Op weg naar huis besefte een deel van haar dat ze de juiste beslissing had genomen, ook al lag haar hart aan diggelen, ook al voelde ze pijn op plaatsen waar ze het nooit had vermoed, ook al stroomden haar tranen onafgebroken. Ze had het best mogelijke standpunt ingenomen. Hoe zou zij Eduardo gelukkig kunnen maken als ze zelf ergens halverwege de weg kwijt was geraakt, als ze zich niet zichzelf voelde, als ze ongelukkig was. Toen ze haar voordeur opendeed, kwam Matias haar begroeten alsof hij de gemoedstoestand van zijn baasje had aangevoeld. Hij streek langs haar benen, eiste aandacht en wilde op haar schoot zitten. Niets is beter om je humeur te verbeteren dan de onvoorwaardelijke liefde van iemand die alleen het beste met je voorheeft.
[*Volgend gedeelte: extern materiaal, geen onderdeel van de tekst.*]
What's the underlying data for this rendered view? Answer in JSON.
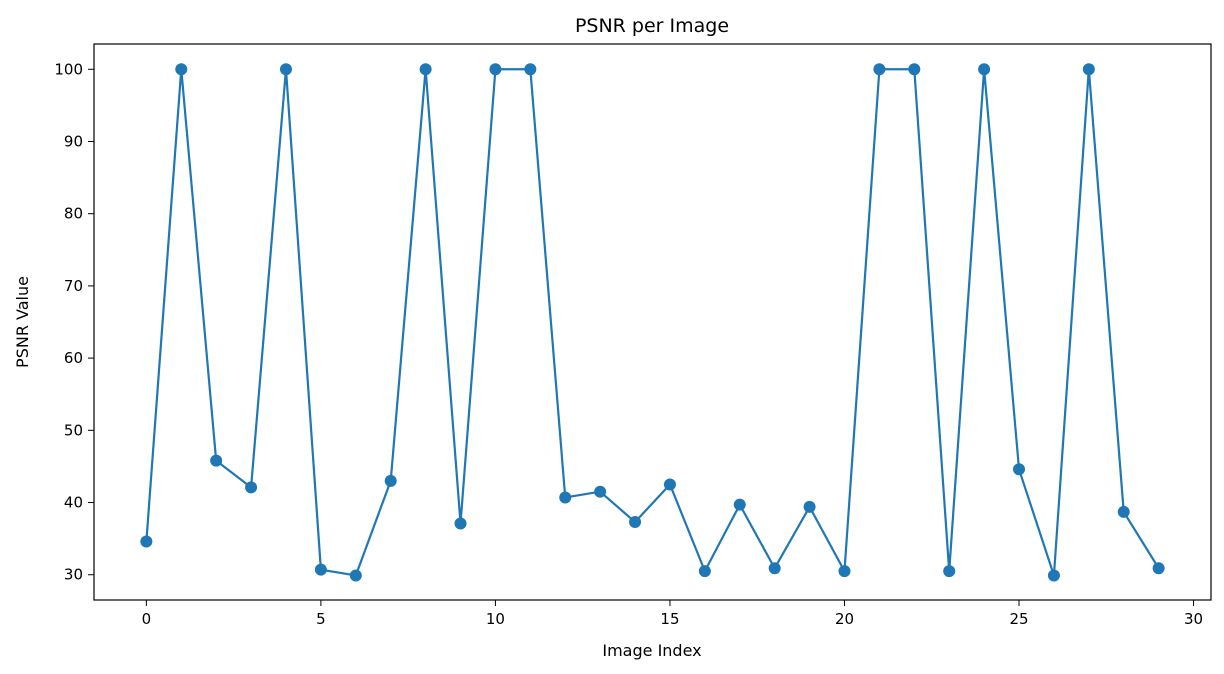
{
  "chart_data": {
    "type": "line",
    "title": "PSNR per Image",
    "xlabel": "Image Index",
    "ylabel": "PSNR Value",
    "xlim": [
      -1.5,
      30.5
    ],
    "ylim": [
      26.5,
      103.5
    ],
    "xticks": [
      0,
      5,
      10,
      15,
      20,
      25,
      30
    ],
    "yticks": [
      30,
      40,
      50,
      60,
      70,
      80,
      90,
      100
    ],
    "grid": false,
    "legend": "none",
    "marker": "circle",
    "series": [
      {
        "color": "#1f77b4",
        "x": [
          0,
          1,
          2,
          3,
          4,
          5,
          6,
          7,
          8,
          9,
          10,
          11,
          12,
          13,
          14,
          15,
          16,
          17,
          18,
          19,
          20,
          21,
          22,
          23,
          24,
          25,
          26,
          27,
          28,
          29
        ],
        "y": [
          34.6,
          100,
          45.8,
          42.1,
          100,
          30.7,
          29.9,
          43.0,
          100,
          37.1,
          100,
          100,
          40.7,
          41.5,
          37.3,
          42.5,
          30.5,
          39.7,
          30.9,
          39.4,
          30.5,
          100,
          100,
          30.5,
          100,
          44.6,
          29.9,
          100,
          38.7,
          30.9
        ]
      }
    ]
  }
}
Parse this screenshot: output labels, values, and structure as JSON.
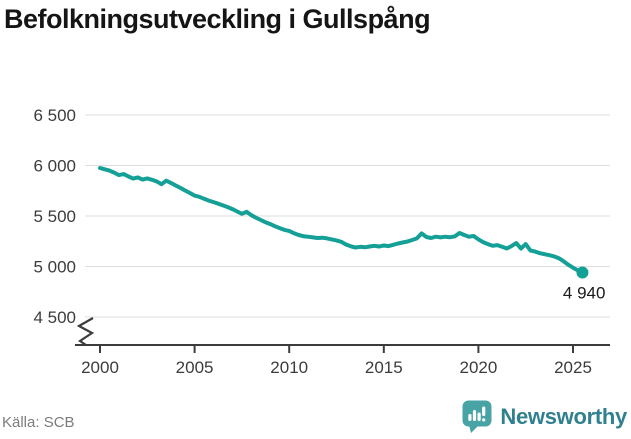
{
  "title": "Befolkningsutveckling i Gullspång",
  "source": {
    "text": "Källa: SCB"
  },
  "branding": {
    "name": "Newsworthy",
    "icon": "bar-chart-speech-bubble"
  },
  "colors": {
    "line": "#14A096",
    "grid": "#dddddd",
    "axis": "#3c3c3c",
    "title": "#151515",
    "source_text": "#7c7c7c",
    "brand_text": "#31808F",
    "brand_icon": "#48A3A4",
    "end_label": "#1a1a1a"
  },
  "chart_data": {
    "type": "line",
    "title": "Befolkningsutveckling i Gullspång",
    "xlabel": "",
    "ylabel": "",
    "grid": "horizontal",
    "legend": "none",
    "axis_break": true,
    "x_ticks": [
      2000,
      2005,
      2010,
      2015,
      2020,
      2025
    ],
    "y_ticks": [
      4500,
      5000,
      5500,
      6000,
      6500
    ],
    "y_tick_labels": [
      "4 500",
      "5 000",
      "5 500",
      "6 000",
      "6 500"
    ],
    "ylim_visible": [
      4500,
      6500
    ],
    "last_point_label": "4 940",
    "last_point_value": 4940,
    "x": [
      2000,
      2000.25,
      2000.5,
      2000.75,
      2001,
      2001.25,
      2001.5,
      2001.75,
      2002,
      2002.25,
      2002.5,
      2002.75,
      2003,
      2003.25,
      2003.5,
      2003.75,
      2004,
      2004.25,
      2004.5,
      2004.75,
      2005,
      2005.25,
      2005.5,
      2005.75,
      2006,
      2006.25,
      2006.5,
      2006.75,
      2007,
      2007.25,
      2007.5,
      2007.75,
      2008,
      2008.25,
      2008.5,
      2008.75,
      2009,
      2009.25,
      2009.5,
      2009.75,
      2010,
      2010.25,
      2010.5,
      2010.75,
      2011,
      2011.25,
      2011.5,
      2011.75,
      2012,
      2012.25,
      2012.5,
      2012.75,
      2013,
      2013.25,
      2013.5,
      2013.75,
      2014,
      2014.25,
      2014.5,
      2014.75,
      2015,
      2015.25,
      2015.5,
      2015.75,
      2016,
      2016.25,
      2016.5,
      2016.75,
      2017,
      2017.25,
      2017.5,
      2017.75,
      2018,
      2018.25,
      2018.5,
      2018.75,
      2019,
      2019.25,
      2019.5,
      2019.75,
      2020,
      2020.25,
      2020.5,
      2020.75,
      2021,
      2021.25,
      2021.5,
      2021.75,
      2022,
      2022.25,
      2022.5,
      2022.75,
      2023,
      2023.25,
      2023.5,
      2023.75,
      2024,
      2024.25,
      2024.5,
      2024.75,
      2025,
      2025.25,
      2025.5
    ],
    "values": [
      5975,
      5962,
      5950,
      5930,
      5905,
      5915,
      5892,
      5870,
      5882,
      5860,
      5872,
      5858,
      5842,
      5815,
      5850,
      5828,
      5802,
      5778,
      5752,
      5728,
      5702,
      5690,
      5670,
      5652,
      5638,
      5622,
      5605,
      5588,
      5568,
      5545,
      5522,
      5542,
      5508,
      5482,
      5460,
      5438,
      5420,
      5398,
      5380,
      5362,
      5352,
      5330,
      5312,
      5300,
      5295,
      5288,
      5282,
      5285,
      5278,
      5268,
      5258,
      5245,
      5218,
      5200,
      5188,
      5195,
      5190,
      5198,
      5205,
      5198,
      5208,
      5202,
      5215,
      5228,
      5238,
      5248,
      5262,
      5278,
      5328,
      5292,
      5282,
      5295,
      5288,
      5295,
      5290,
      5298,
      5332,
      5312,
      5295,
      5302,
      5268,
      5242,
      5222,
      5205,
      5212,
      5195,
      5178,
      5202,
      5232,
      5178,
      5222,
      5158,
      5148,
      5132,
      5122,
      5112,
      5100,
      5082,
      5052,
      5018,
      4988,
      4962,
      4940
    ]
  }
}
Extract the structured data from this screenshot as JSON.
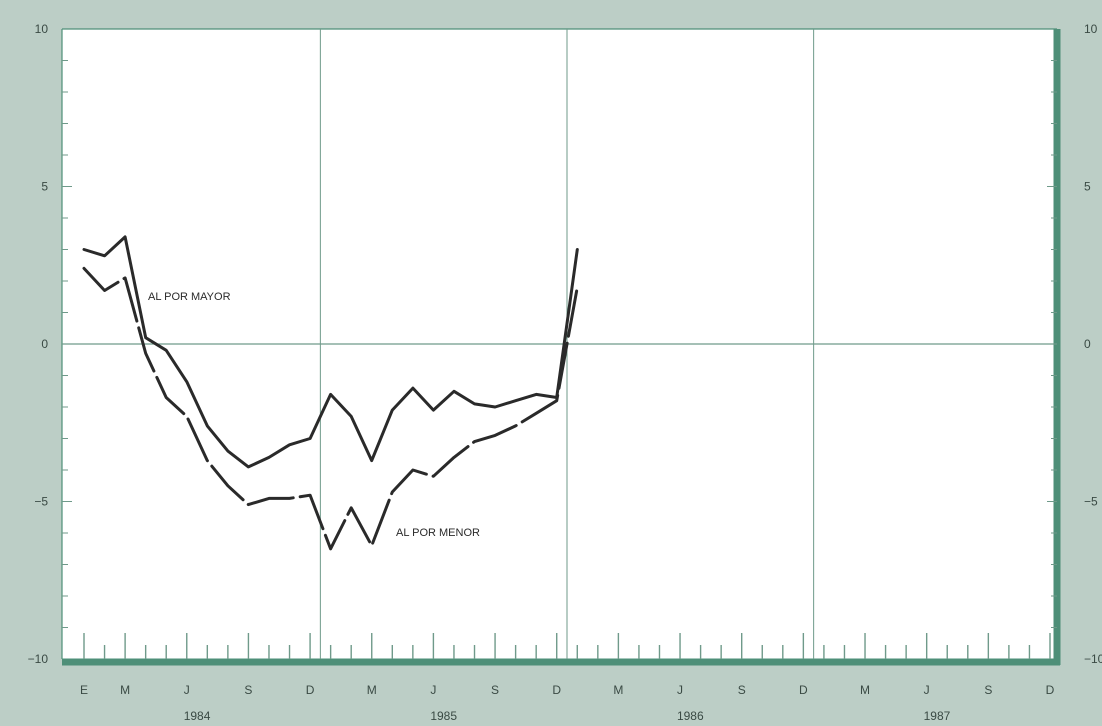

De tijd verstreek op zijn eigen onveranderlijke manier, onvermurwbaar en wachtend op niemand. Dagen gingen over in nachten en de nacht bracht vredige slaap, waarin de angst wegvloeide door de mazen van de tijd zoals zand door een zandloper. Ze begon kleine veranderingen op te merken, kleine verschuivingen niet alleen in zichzelf, maar vooral in hoe ze zich in haar vel voelde zitten. De nachtmerries trokken zich terug naar een deel van haar brein waar de vergetelheid heer en meester was. Het gewicht en het duister van de angst spreidden hun vleugels en vlogen naar een plek ver weg. Ze werd eindelijk weer wakker met een lach op haar gezicht, blij met de kleinste dingen waar ze lang geen aandacht voor had gehad. Carlota stond vroeger bekend om haar zonnige glimlach, om de vreugde die uit haar poriën straalde. De laatste tijd was die Carlota verborgen geweest, opgesloten in een klein doosje, maar gelukkig had ze de sleutel gevonden en haar bevrijd. Ze haalde weer vreugde uit een zonsondergang, ze danste weer met zichzelf, ze voelde zich weer mooi en compleet. Ze had geluk gevonden in nieuwe activiteiten en rondzwerven zonder doel of bestemming. Ze had haar stem teruggevonden, had geleerd te houden van de verschillende nuances van haar wezen. Ze had geleerd dat verlies soms tot een overwinning kan leiden en dat ze door Eduardo te verliezen zichzelf had teruggekregen, had hervonden. Ze begreep nu dat wat zij wilde belangrijk was en niet wat de maatschappij belangrijk vond. Het belangrijkste was zijzelf en dat zou ze altijd blijven.